Sicherheitslücken und Transparenzprobleme bei Starmer-Regierung aufgedeckt

Zwei alte Bank-Schecks mit einem Porträt eines Mannes, mit gedrucktem Text und Daten, gegen einen weißen Hintergrund dargestellt.

Sicherheitslücken und Transparenzprobleme bei Starmer-Regierung aufgedeckt

Fragen zu Sicherheitsprotokollen und Transparenz bei Regierungsernennungen

Nach Berichten über die Rolle von Jonathan Powell als Verhandlungsführer in der Chagos-Frage sind Zweifel an den Sicherheitsvorschriften und der Transparenz bei Regierungsernennungen laut geworden. Wie Behörden bestätigten, nahm Powell seine Arbeit auf, bevor die vollständige Überprüfung abgeschlossen war – was Bedenken hinsichtlich seines Zugangs zu sensiblen Informationen aufwirft. Gleichzeitig halten sich Vorbehalte wegen fehlender Unterlagen zu einer weiteren hochkarätigen Personalie unter Premierminister Sir Keir Starmer.

Powell war als Sondergesandter für die Verhandlungen mit Mauritius über das Britische Territorium im Indischen Ozean ernannt worden. Er trat sein Amt an, noch bevor er die erweiterte Sicherheitsfreigabe (Developed Vetting, DV) – die höchste Stufe der Sicherheitsüberprüfung – erhalten hatte. Dennoch wurde ihm Zugang zu geheimen Dokumenten gewährt, darunter Protokolle von Treffen mit Beteiligung des Premierministers.

Regierungskreise betonten, Powell habe alle notwendigen Genehmigungen für seine Position besessen. Auch Außenstaatsminister Stephen Doughty erklärte, dass ihm Informationen stets gemäß den geltenden Verfahren übermittelt worden seien. Allerdings stehen Powells geschäftliche Verbindungen zu China über seine Firma Inter Mediate zum Zeitpunkt seiner Ernennung unter zusätzlicher Kritik.
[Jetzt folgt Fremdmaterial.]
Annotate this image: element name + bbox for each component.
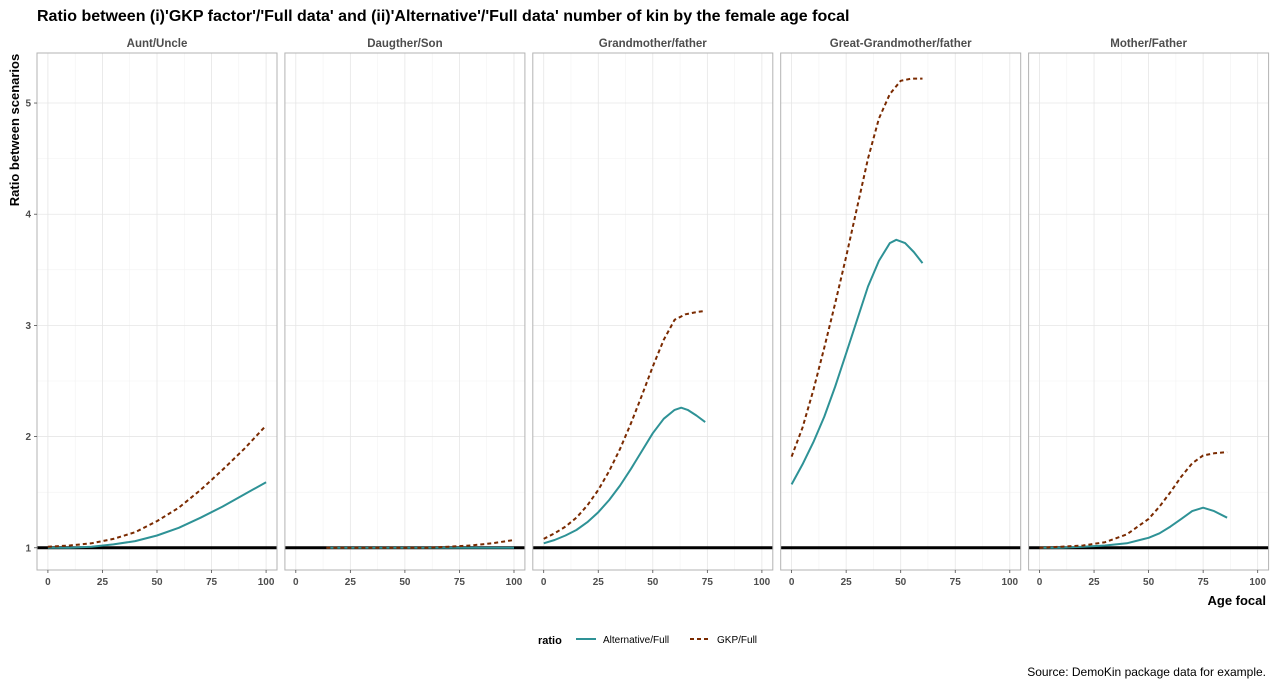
panel-grandmother-father: Grandmother/father 0 25 50 75 100 xyxy=(532,38,774,588)
series-line-gkp-full xyxy=(1039,451,1228,549)
x-tick-label: 75 xyxy=(1198,577,1210,588)
panel-daugther-son: Daugther/Son 0 25 50 75 100 xyxy=(284,38,526,588)
y-tick-label: 3 xyxy=(25,321,31,332)
legend-title: ratio xyxy=(538,635,562,647)
y-tick-label: 4 xyxy=(25,210,31,221)
y-tick-label: 2 xyxy=(25,432,31,443)
panel-strip-label: Great-Grandmother/father xyxy=(830,38,972,50)
series-line-gkp-full xyxy=(326,539,515,549)
panel-strip-label: Mother/Father xyxy=(1110,38,1187,50)
x-tick-label: 0 xyxy=(1037,577,1043,588)
x-tick-label: 25 xyxy=(1088,577,1100,588)
x-tick-label: 25 xyxy=(97,577,109,588)
x-tick-label: 0 xyxy=(45,577,51,588)
x-tick-label: 25 xyxy=(593,577,605,588)
series-line-gkp-full xyxy=(543,309,706,540)
x-tick-label: 100 xyxy=(258,577,275,588)
x-axis-title: Age focal xyxy=(1207,593,1266,608)
x-tick-label: 100 xyxy=(1001,577,1018,588)
chart-title: Ratio between (i)'GKP factor'/'Full data… xyxy=(37,8,850,25)
series-line-alternative-full xyxy=(790,238,924,485)
x-tick-label: 50 xyxy=(647,577,659,588)
y-axis-title: Ratio between scenarios xyxy=(7,54,22,206)
panel-strip-label: Grandmother/father xyxy=(599,38,708,50)
x-tick-label: 75 xyxy=(454,577,466,588)
legend-label-alternative: Alternative/Full xyxy=(603,635,669,646)
x-tick-label: 50 xyxy=(151,577,163,588)
chart-caption: Source: DemoKin package data for example… xyxy=(1027,665,1266,679)
series-line-gkp-full xyxy=(47,424,267,548)
x-tick-label: 50 xyxy=(399,577,411,588)
y-tick-label: 5 xyxy=(25,99,31,110)
panel-mother-father: Mother/Father 0 25 50 75 100 xyxy=(1028,38,1270,588)
panel-strip-label: Aunt/Uncle xyxy=(127,38,188,50)
x-tick-label: 25 xyxy=(345,577,357,588)
x-tick-label: 25 xyxy=(841,577,853,588)
x-tick-label: 0 xyxy=(789,577,795,588)
x-tick-label: 100 xyxy=(506,577,523,588)
x-tick-label: 50 xyxy=(1143,577,1155,588)
panel-strip-label: Daugther/Son xyxy=(367,38,442,50)
series-line-alternative-full xyxy=(543,406,706,545)
legend: ratio Alternative/Full GKP/Full xyxy=(538,635,757,647)
panel-aunt-uncle: Aunt/Uncle 0 25 50 75 100 1 2 3 4 5 xyxy=(25,38,278,588)
x-tick-label: 75 xyxy=(206,577,218,588)
series-line-gkp-full xyxy=(790,77,923,457)
x-tick-label: 75 xyxy=(702,577,714,588)
facet-panels: Aunt/Uncle 0 25 50 75 100 1 2 3 4 5 Daugther/Son 0 25… xyxy=(25,38,1270,588)
x-tick-label: 100 xyxy=(1249,577,1266,588)
legend-label-gkp: GKP/Full xyxy=(717,635,757,646)
panel-great-grandmother-father: Great-Grandmother/father 0 25 50 75 100 xyxy=(780,38,1022,588)
series-line-alternative-full xyxy=(47,481,267,549)
x-tick-label: 50 xyxy=(895,577,907,588)
series-line-alternative-full xyxy=(1039,506,1228,549)
x-tick-label: 0 xyxy=(541,577,547,588)
x-tick-label: 75 xyxy=(950,577,962,588)
x-tick-label: 100 xyxy=(754,577,771,588)
y-tick-label: 1 xyxy=(25,543,31,554)
x-tick-label: 0 xyxy=(293,577,299,588)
Unklarheiten bei weiteren Personalentscheidungen Unterdessen räumte die Downing Street ein, aus den internen Abläufen Lehren ziehen zu müssen – insbesondere nach der Ernennung von Lord Mandelson zum US-Botschafter. Ein Sprecher des Premierministers konnte nicht erklären, warum es keine Aufzeichnungen über das Treffen gibt, in dem Sir Keir Starmer die Entscheidung billigte. Während der Fragestunde im Unterhaus wich Starmer Fragen zu Powells Sicherheitsfreigabe aus.
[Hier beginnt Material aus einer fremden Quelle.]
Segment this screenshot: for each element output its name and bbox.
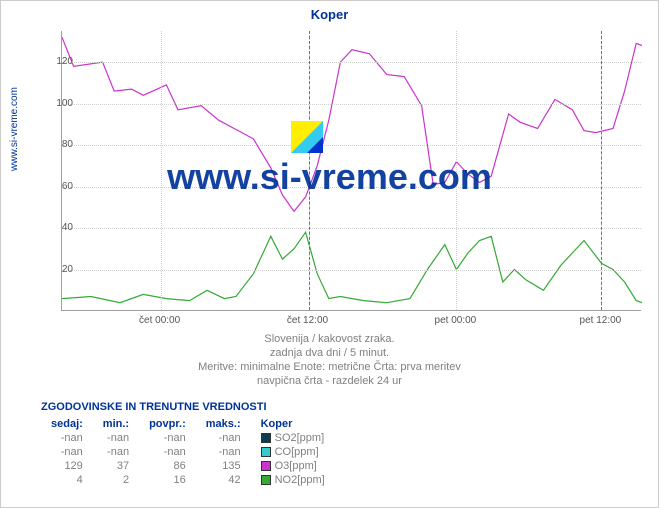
col-location: Koper: [251, 417, 335, 431]
no2-series-line: [62, 232, 642, 303]
table-title: ZGODOVINSKE IN TRENUTNE VREDNOSTI: [41, 401, 335, 413]
ytick-label: 20: [43, 264, 73, 275]
table-row: 129 37 86 135 O3[ppm]: [41, 459, 335, 473]
col-min: min.:: [93, 417, 139, 431]
col-maks: maks.:: [196, 417, 251, 431]
watermark-logo: [291, 121, 323, 153]
xtick-label: čet 12:00: [278, 315, 338, 326]
xtick-label: čet 00:00: [130, 315, 190, 326]
plot-area: [61, 31, 641, 311]
left-axis-label: www.si-vreme.com: [9, 87, 20, 171]
ytick-label: 120: [43, 56, 73, 67]
col-sedaj: sedaj:: [41, 417, 93, 431]
table-header-row: sedaj: min.: povpr.: maks.: Koper: [41, 417, 335, 431]
swatch-co: [261, 447, 271, 457]
chart-title: Koper: [1, 7, 658, 22]
xtick-label: pet 00:00: [425, 315, 485, 326]
subtitle-line: Slovenija / kakovost zraka.: [1, 333, 658, 345]
subtitle-line: navpična črta - razdelek 24 ur: [1, 375, 658, 387]
ytick-label: 80: [43, 139, 73, 150]
ytick-label: 60: [43, 181, 73, 192]
col-povpr: povpr.:: [139, 417, 196, 431]
table-row: -nan -nan -nan -nan CO[ppm]: [41, 445, 335, 459]
swatch-so2: [261, 433, 271, 443]
table-row: -nan -nan -nan -nan SO2[ppm]: [41, 431, 335, 445]
chart-container: www.si-vreme.com Koper www.si-vreme.com …: [0, 0, 659, 508]
ytick-label: 100: [43, 98, 73, 109]
stats-table: ZGODOVINSKE IN TRENUTNE VREDNOSTI sedaj:…: [41, 401, 335, 487]
swatch-no2: [261, 475, 271, 485]
table-row: 4 2 16 42 NO2[ppm]: [41, 473, 335, 487]
ytick-label: 40: [43, 222, 73, 233]
swatch-o3: [261, 461, 271, 471]
xtick-label: pet 12:00: [570, 315, 630, 326]
o3-series-line: [62, 37, 642, 211]
subtitle-line: zadnja dva dni / 5 minut.: [1, 347, 658, 359]
subtitle-line: Meritve: minimalne Enote: metrične Črta:…: [1, 361, 658, 373]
Ein Sprecher von Kemi Badenoch zeigte sich überrascht über die Behauptung, es gebe keine Dokumentation zum Mandelson-Treffen. Die mangelnde Transparenz verstärkt die ohnehin bestehenden Bedenken hinsichtlich der Kontrolle bei Spitzenpositionen in der Regierung.
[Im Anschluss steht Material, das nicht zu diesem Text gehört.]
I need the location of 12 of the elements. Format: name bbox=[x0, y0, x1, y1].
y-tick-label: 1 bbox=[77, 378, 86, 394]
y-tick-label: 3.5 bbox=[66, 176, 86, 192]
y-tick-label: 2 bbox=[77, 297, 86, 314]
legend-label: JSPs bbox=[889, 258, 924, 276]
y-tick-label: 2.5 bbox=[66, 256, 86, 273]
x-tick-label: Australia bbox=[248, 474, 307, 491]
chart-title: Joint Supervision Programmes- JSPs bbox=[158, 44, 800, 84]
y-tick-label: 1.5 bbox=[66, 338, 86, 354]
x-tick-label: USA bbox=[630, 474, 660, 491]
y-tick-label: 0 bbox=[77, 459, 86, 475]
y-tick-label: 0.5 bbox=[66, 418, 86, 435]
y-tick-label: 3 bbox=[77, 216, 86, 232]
Forderungen nach Aufklärung Die Regierung sieht sich nun mit der Forderung konfrontiert, darzulegen, wie Sicherheitsüberprüfungen und Personalakten verwaltet werden. Sowohl Powells vorzeitiger Zugang zu geheimen Unterlagen als auch die fehlenden Unterlagen zu Mandelsons Ernennung haben systematische Lücken offenbart. Bisher liegen keine weiteren Stellungnahmen vor, wie diese Probleme behoben werden sollen.